The following week, install your plants. Do not bother
digging planting holes with a trowel, even for small
plants. Use a spade or shovel, and, by all means, dig
one big trench for groups of small plants. “Water
in” your green babies by putting water in the planting
holes before you fill them. This will give the plants
a good start, and save you the task of watering for
the first few days. If you have time, mulch around them,
if not, wait for the following week. Remember to water
on the third day after you plant, and every day or two
thereafter to keep everything alive. The next week,
mulch if you haven’t already.
By following the preceding four-week regimen, you will
have a ready-made garden of a manageable size. If any
of the steps take more than the thirty minutes that
you have available, rethink the size of your garden.
Making something delightful and manageable is the goal,
not adding to your guilt load. If you have established
a garden that is geared to your individual circumstances,
maintenance should take no more than your allotted 30
minutes per week, sometimes less. Check once a week
to see whether weeds are coming up through your mulch,
and pluck them out. Water regularly, especially for
the first six weeks after planting, and use recycled
“gray” water if water emergency conditions
persist. If you can, look at your new bed every day.

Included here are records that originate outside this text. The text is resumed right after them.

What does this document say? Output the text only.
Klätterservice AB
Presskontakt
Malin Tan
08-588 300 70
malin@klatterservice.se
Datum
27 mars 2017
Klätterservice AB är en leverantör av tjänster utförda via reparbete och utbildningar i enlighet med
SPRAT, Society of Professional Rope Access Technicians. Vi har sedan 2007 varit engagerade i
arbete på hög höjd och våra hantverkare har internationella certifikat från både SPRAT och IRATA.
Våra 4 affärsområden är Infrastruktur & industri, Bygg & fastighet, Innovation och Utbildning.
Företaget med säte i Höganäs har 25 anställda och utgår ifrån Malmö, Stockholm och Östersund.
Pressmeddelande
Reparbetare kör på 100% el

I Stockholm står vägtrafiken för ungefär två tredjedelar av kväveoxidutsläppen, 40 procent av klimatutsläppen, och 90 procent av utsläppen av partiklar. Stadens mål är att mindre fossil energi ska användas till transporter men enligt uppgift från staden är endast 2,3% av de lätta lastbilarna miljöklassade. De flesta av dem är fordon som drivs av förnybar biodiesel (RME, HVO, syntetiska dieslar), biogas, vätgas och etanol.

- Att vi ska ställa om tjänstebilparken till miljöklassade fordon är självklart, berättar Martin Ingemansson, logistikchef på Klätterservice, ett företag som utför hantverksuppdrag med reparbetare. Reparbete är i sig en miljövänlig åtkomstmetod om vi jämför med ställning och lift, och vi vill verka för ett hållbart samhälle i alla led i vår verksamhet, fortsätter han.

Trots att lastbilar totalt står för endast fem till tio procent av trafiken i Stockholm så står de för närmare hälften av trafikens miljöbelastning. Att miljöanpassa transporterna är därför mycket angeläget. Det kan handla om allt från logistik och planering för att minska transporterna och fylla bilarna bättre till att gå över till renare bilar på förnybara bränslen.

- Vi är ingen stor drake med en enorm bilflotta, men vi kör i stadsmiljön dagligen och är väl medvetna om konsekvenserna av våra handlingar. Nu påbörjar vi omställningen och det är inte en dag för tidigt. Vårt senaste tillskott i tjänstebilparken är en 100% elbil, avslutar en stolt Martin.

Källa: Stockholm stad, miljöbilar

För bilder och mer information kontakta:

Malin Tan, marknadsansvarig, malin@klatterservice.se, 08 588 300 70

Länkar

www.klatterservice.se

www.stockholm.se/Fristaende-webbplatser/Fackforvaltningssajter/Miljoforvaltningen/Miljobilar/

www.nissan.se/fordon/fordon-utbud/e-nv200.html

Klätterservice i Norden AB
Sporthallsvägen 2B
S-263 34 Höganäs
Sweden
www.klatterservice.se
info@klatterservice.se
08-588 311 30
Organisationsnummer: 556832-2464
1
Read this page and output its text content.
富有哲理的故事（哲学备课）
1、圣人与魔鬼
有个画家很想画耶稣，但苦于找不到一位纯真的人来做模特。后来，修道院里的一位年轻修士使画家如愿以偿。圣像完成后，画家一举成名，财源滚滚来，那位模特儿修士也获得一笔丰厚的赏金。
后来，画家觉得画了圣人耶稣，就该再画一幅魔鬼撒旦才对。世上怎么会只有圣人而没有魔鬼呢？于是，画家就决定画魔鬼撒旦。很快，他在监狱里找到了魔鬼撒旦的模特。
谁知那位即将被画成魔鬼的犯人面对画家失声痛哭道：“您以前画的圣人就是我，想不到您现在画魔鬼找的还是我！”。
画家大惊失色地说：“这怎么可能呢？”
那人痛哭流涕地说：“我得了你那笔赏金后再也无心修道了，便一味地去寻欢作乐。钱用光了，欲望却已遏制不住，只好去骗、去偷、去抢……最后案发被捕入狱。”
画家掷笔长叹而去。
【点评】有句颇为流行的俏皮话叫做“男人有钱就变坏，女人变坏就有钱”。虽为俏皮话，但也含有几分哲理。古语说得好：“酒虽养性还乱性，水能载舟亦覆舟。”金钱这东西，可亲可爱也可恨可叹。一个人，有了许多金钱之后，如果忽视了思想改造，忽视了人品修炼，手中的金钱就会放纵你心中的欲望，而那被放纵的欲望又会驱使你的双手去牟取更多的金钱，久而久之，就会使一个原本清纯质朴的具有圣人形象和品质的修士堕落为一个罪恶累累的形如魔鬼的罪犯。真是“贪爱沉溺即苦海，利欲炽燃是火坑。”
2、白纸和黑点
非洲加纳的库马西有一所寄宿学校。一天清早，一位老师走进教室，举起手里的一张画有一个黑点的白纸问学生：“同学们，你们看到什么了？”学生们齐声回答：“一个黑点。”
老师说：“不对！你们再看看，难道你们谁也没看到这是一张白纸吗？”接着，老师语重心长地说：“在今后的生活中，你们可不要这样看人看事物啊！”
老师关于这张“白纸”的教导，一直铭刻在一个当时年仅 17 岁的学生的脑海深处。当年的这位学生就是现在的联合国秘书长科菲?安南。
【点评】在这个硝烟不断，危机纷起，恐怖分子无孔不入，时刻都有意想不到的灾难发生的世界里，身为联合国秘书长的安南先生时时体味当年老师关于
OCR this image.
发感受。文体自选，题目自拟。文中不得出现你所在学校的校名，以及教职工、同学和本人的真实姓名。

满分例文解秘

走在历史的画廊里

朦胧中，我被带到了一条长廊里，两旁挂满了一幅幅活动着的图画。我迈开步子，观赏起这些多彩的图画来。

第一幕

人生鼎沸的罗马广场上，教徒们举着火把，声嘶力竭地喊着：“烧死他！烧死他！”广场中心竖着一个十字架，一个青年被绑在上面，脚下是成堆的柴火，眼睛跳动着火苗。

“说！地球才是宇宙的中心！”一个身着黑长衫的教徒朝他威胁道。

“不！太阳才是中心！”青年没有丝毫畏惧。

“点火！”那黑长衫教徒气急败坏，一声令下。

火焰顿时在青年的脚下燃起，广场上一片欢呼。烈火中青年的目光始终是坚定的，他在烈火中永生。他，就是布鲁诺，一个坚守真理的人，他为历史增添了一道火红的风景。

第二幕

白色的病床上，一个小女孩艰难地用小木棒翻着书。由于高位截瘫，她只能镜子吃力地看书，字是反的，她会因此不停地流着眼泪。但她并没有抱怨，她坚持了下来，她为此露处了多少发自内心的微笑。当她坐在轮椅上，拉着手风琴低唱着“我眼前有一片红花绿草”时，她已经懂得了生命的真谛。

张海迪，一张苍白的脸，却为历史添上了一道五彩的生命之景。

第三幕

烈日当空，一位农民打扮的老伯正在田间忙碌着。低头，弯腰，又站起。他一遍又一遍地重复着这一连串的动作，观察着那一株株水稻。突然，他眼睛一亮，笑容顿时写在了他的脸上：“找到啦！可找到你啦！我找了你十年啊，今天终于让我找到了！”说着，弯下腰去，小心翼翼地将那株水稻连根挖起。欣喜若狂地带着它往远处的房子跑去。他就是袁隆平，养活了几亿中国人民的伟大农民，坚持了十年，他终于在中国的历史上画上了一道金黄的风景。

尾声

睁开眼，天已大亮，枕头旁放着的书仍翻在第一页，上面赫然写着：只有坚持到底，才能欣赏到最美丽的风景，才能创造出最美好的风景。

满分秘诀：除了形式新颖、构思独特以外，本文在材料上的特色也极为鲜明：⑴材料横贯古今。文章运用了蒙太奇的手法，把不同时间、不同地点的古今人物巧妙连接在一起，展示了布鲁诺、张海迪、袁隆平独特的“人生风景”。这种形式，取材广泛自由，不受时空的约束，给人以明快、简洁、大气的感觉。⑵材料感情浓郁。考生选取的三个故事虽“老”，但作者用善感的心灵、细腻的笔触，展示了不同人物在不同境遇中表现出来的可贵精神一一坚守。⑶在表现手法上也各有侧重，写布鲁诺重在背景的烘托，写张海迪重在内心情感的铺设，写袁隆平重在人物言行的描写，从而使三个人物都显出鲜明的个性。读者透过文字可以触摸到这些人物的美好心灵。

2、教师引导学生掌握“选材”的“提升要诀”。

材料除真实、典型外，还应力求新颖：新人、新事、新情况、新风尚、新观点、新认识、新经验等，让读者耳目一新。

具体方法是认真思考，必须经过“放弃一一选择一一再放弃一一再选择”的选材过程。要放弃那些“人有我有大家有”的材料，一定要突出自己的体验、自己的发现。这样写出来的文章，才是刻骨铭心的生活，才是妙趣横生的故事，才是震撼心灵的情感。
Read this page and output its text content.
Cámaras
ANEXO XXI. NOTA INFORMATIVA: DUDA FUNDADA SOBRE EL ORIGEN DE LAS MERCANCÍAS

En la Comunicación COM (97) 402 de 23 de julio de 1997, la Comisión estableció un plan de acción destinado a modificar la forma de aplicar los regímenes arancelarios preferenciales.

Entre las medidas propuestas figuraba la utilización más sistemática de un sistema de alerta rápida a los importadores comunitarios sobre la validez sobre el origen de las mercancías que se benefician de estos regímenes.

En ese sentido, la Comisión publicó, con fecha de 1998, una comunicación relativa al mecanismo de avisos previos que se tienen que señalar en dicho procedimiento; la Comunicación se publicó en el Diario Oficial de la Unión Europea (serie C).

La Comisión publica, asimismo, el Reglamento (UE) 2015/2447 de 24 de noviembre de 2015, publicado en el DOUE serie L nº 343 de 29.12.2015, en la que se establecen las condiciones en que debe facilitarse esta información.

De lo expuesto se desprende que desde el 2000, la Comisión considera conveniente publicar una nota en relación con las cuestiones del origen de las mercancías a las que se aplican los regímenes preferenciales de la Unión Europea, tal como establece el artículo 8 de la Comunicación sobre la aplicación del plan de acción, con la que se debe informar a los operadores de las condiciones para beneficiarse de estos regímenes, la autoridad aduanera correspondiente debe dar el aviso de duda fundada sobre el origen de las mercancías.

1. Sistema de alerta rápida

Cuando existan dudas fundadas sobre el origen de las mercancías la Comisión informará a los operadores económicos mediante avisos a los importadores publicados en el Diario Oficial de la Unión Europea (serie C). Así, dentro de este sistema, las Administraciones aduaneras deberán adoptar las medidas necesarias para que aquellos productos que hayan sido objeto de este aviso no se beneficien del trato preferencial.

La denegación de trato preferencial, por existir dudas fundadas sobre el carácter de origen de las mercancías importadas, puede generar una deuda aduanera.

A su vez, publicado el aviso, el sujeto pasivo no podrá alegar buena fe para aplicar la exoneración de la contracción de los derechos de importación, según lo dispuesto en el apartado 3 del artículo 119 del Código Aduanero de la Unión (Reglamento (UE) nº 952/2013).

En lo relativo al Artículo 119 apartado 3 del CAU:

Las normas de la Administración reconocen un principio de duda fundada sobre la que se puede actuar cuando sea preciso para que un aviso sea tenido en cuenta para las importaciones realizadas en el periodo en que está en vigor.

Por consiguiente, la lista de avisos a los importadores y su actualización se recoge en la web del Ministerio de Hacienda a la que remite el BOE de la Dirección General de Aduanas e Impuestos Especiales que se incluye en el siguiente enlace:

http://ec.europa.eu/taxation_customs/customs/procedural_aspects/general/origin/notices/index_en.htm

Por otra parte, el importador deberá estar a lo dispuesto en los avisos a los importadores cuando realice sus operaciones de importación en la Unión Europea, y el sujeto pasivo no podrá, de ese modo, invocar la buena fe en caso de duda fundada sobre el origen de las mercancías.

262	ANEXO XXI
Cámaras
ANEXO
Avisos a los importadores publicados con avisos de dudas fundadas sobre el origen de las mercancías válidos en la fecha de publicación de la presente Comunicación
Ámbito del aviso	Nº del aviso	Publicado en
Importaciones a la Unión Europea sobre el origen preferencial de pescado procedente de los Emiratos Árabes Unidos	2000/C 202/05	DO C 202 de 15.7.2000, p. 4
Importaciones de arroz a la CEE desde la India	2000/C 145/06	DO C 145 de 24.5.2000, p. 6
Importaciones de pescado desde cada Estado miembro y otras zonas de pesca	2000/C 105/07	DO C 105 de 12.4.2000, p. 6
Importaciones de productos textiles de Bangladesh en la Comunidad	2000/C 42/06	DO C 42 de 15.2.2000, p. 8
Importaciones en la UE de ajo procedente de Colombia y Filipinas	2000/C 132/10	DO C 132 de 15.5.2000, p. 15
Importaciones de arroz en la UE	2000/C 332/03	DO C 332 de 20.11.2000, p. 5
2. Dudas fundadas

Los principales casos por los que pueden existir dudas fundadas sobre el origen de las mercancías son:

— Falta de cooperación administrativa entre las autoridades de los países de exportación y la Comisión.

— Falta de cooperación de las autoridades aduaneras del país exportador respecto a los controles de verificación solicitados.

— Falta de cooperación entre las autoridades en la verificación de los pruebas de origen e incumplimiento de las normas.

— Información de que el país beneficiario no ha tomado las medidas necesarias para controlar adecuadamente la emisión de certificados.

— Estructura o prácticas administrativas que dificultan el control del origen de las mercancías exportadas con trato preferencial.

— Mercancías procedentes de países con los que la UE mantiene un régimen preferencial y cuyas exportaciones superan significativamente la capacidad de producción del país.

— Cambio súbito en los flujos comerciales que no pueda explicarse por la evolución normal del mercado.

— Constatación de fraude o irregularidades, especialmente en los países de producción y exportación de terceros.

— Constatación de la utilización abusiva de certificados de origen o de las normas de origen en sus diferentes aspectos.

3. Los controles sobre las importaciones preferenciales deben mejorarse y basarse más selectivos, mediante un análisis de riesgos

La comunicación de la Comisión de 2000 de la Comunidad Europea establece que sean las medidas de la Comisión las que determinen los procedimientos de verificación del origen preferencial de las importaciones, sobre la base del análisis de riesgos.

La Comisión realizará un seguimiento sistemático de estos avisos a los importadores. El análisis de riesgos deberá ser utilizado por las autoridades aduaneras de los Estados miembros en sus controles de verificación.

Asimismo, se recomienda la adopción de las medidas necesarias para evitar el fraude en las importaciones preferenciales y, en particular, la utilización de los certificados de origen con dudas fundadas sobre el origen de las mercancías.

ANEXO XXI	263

It will give you encouragement and joy.
. With patience and a little advance planning you can
do all of the above and still stay within budgetary
constraints The most obvious step is to know what your
budget is, either for the gardening season as a whole
or for each week or month. If you can do it, grow at
least a few of your annuals from seed. Pick self-seeding
varieties such as annual poppies, larkspur, snapdragons
and marigolds. Start them ahead of time indoors or sow
them directly into prepared soil after April 15. You
can get a lot of color for very little money. If you
are going out to the garden center, make a list before
you go and stick to it. Know who has the best combination
of price and quality. Sometimes a mega merchant can
sell you a particularly cheap flat of impatiens, but
if those impatiens have been languishing unattended
in the store’s display area they may not be worth
the price. A plant that dies after three weeks is not
a good value, no matter how low the initial investment.
Many fine garden centers include coupons in local papers
and in the coupon mailers that we all receive periodically.
Judicious use of coupons will get you premium plants
in season for mega merchandiser prices.
If you are on a budget, the end of the growing season,
when plants are on sale for one half to one third off,
is probably the happiest time of year for you.. Don’t
be put off by the fact that a perennial or even an annual
has bloomed already. End-of-season annuals can be cut
back and will reward you with a dramatic flush of bloom.
Perennials will not do that, but will come up with a
vengeance next year. Spring is also a great time to
take advantage of pre-season catalog sales on spring
blooming bulbs such as daffodils and crocuses. The other
advantage to ordering now is that you can see what is
currently blooming in your garden and plan for the future.
The bulbs won’t be delivered until the fall planting
season, and you can smile to yourself as others pay
full price for the same merchandise.
For manyof us this year it will be necessary to save
time, money and water. We can still have great gardens–as
long as we do not cut back on common sense.